A longstanding PeopleSoft user, the 360-employee firm runs a full suite of manufacturing, supply chain, order management and financials on version 9.0 of the software. Customized to its needs, there's been little incentive to upgrade to newer versions. The company has not seen Oracle, which owns the brand, adding functionality that was relevant for manufacturing, says IT director Steve Cochrane:
We didn't see any further enhancements coming along that we definitely needed to have.
So in October 2013, the company opted to cut its software maintenance costs in half by ending its contract with Oracle and switching to third-party software support provider Rimini Street. Cochrane says cost was the only thing that was lost in the switch:
It cut our maintenance costs immediately.
I don't think we really miss anything. We miss bug fixes and patches but that was rarely done anyway for us.
Calling on support
In fact, although KSPT is now paying less, the quality of support has gone up noticeably, he says.
It's less work on our side when we need support.
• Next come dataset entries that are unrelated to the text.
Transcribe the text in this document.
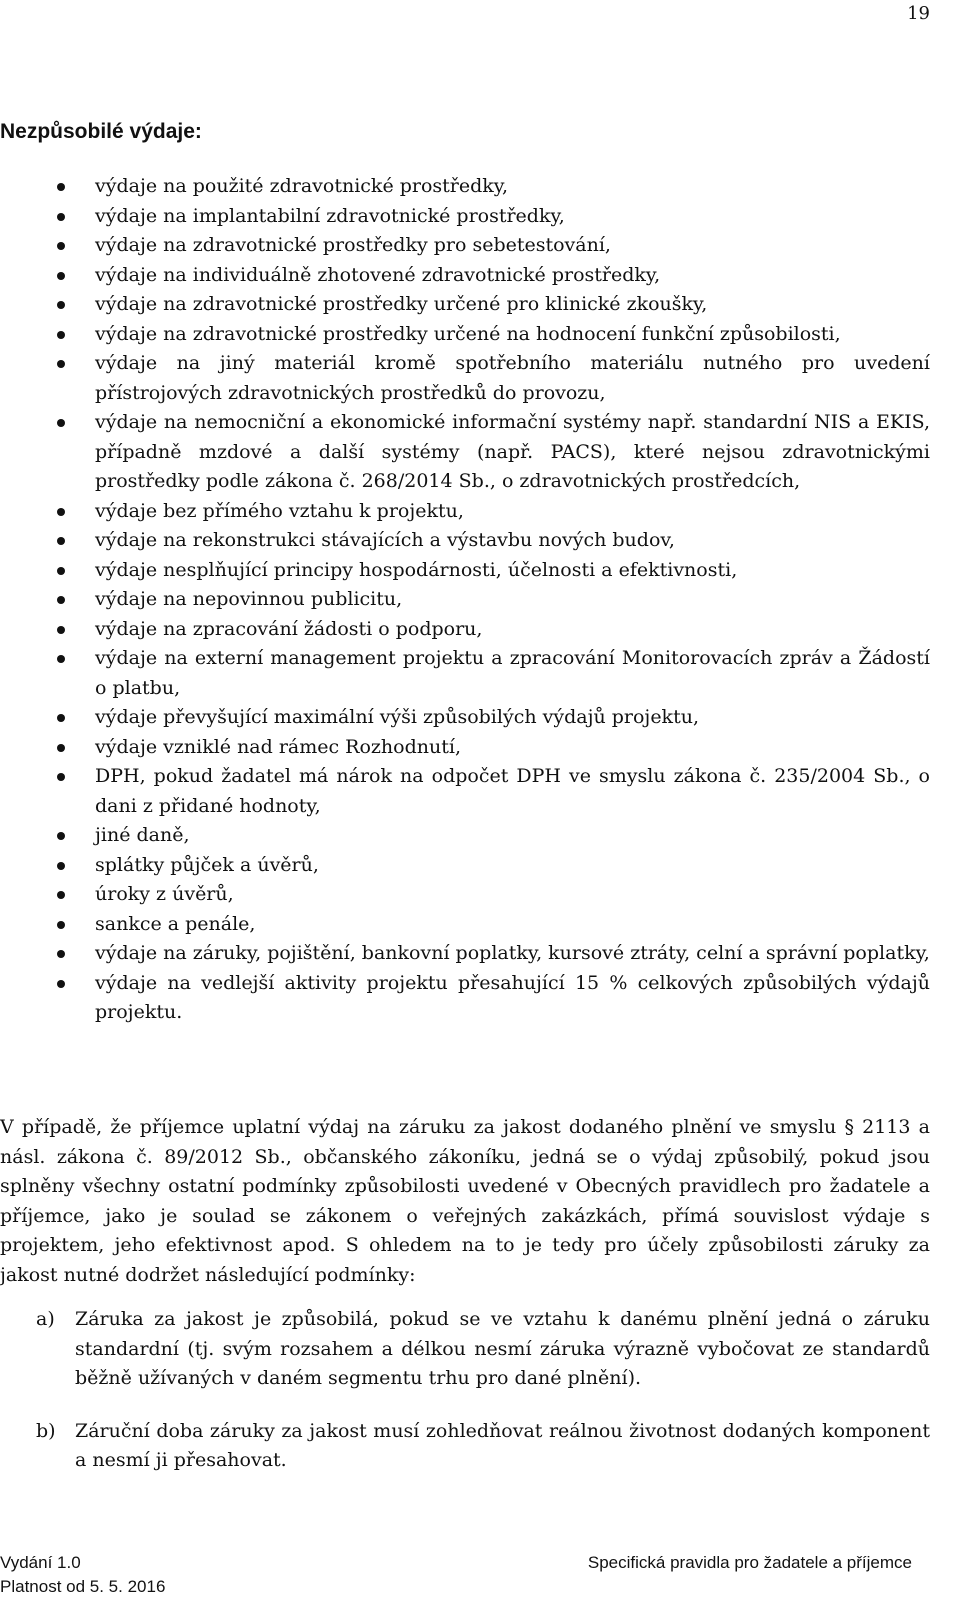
19
Nezpůsobilé výdaje:
výdaje na použité zdravotnické prostředky,
výdaje na implantabilní zdravotnické prostředky,
výdaje na zdravotnické prostředky pro sebetestování,
výdaje na individuálně zhotovené zdravotnické prostředky,
výdaje na zdravotnické prostředky určené pro klinické zkoušky,
výdaje na zdravotnické prostředky určené na hodnocení funkční způsobilosti,
výdaje na jiný materiál kromě spotřebního materiálu nutného pro uvedení přístrojových zdravotnických prostředků do provozu,
výdaje na nemocniční a ekonomické informační systémy např. standardní NIS a EKIS, případně mzdové a další systémy (např. PACS), které nejsou zdravotnickými prostředky podle zákona č. 268/2014 Sb., o zdravotnických prostředcích,
výdaje bez přímého vztahu k projektu,
výdaje na rekonstrukci stávajících a výstavbu nových budov,
výdaje nesplňující principy hospodárnosti, účelnosti a efektivnosti,
výdaje na nepovinnou publicitu,
výdaje na zpracování žádosti o podporu,
výdaje na externí management projektu a zpracování Monitorovacích zpráv a Žádostí o platbu,
výdaje převyšující maximální výši způsobilých výdajů projektu,
výdaje vzniklé nad rámec Rozhodnutí,
DPH, pokud žadatel má nárok na odpočet DPH ve smyslu zákona č. 235/2004 Sb., o dani z přidané hodnoty,
jiné daně,
splátky půjček a úvěrů,
úroky z úvěrů,
sankce a penále,
výdaje na záruky, pojištění, bankovní poplatky, kursové ztráty, celní a správní poplatky,
výdaje na vedlejší aktivity projektu přesahující 15 % celkových způsobilých výdajů projektu.

V případě, že příjemce uplatní výdaj na záruku za jakost dodaného plnění ve smyslu § 2113 a násl. zákona č. 89/2012 Sb., občanského zákoníku, jedná se o výdaj způsobilý, pokud jsou splněny všechny ostatní podmínky způsobilosti uvedené v Obecných pravidlech pro žadatele a příjemce, jako je soulad se zákonem o veřejných zakázkách, přímá souvislost výdaje s projektem, jeho efektivnost apod. S ohledem na to je tedy pro účely způsobilosti záruky za jakost nutné dodržet následující podmínky:

a) Záruka za jakost je způsobilá, pokud se ve vztahu k danému plnění jedná o záruku standardní (tj. svým rozsahem a délkou nesmí záruka výrazně vybočovat ze standardů běžně užívaných v daném segmentu trhu pro dané plnění).
b) Záruční doba záruky za jakost musí zohledňovat reálnou životnost dodaných komponent a nesmí ji přesahovat.
Vydání 1.0
Platnost od 5. 5. 2016
Specifická pravidla pro žadatele a příjemce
With Oracle, we would have to do a lot of back-end work, show them this, show them that, go back and forth, almost giving them the fix that needed to be applied.
With Rimini Street they easily help us. They're able to just get on the system and help walk through any issues ...
It helps that there seem to be quite a few former PeopleSoft employees on the third-party support vendor's team, he adds.
Most of the Rimini Street people I talk to have a ton of PeopleSoft experience.
KSPT has a lot of in-house expertise of its own, too, and had learned to become largely self-reliant, so doesn't always remember to call on Rimini Street's support, he adds.
I do have a really talented staff here for troubleshooting most things.
We've been so accustomed to fixing our own problems, we sometimes forget to give things to Rimini Street to resolve for us.
The company has not yet upgraded to PeopleSoft 9.2, which it was entitled to under the Oracle maintenance contract. So before that contract came to an end, it archived the new version ready to make the upgrade when convenient. Cochrane explains:
When we decided we were going to move off support, we were on 9. We knew they'd already released 9.2. We were entitled to those [updates] at any time.
We went ahead and downloaded those programs and archived them with the help of Rimini Street. When we deem it necessary we can either use parts, or we can upgrade the whole system to 9.2.
Part of the reason for delaying the upgrade had been to accommodate the acquisition of another business last year, which saw the company expand into the field of stainless steel cutting tools for use in medicine. That operation went live with PeopleSoft earlier this year, leaving the way clear to plan for the upgrade during the year.
Then in May, the company was itself acquired by Japanese multinational Kyocera. "That put a hold on everything," says Cochrane. The upgrade will probably now go ahead in 2017.
No rush to digital
Other software in use at KSPT includes Infor EAM for repairs and maintenance, and Kronos for time and attendance and payroll. Both packages will be moving to the cloud, and the company has just gone live with Office 365. But Cochrane does not expect the company's PeopleSoft instance to follow suit.
As far as moving PeopleSoft to the cloud, probably not. But we will look at additional ERP systems that are in the cloud. Oracle keeps on coming back to us, but right at this time it's not something that we're anticipating doing.
There's no rush at present because there's little evidence of any push to digitize back office processes in this sector of the manufacturing industry, says Cochrane. The company sells its products through distribution and half its orders come in by fax, the other half over EDI.
Where there is innovation, it's in product design or in materials handling, rather than in the IT systems:
A lot of the technology is in the product itself and how we make the product, not how we run the back office.
The KSPT story is a salutary reminder that back-office software simply isn't an investment priority at many successful, innovative businesses — their investment dollars are better spent elsewhere.
That puts established enterprise software vendors in a quandary. Their revenues depend on their ability to persuade customers to upgrade to the latest versions. But if they can't offer new functionality that's relevant, customers will prefer to keep their old systems running as cost-effectively as possible. And that will undermine the traditional maintenance annuity revenues that the software vendors too often take for granted.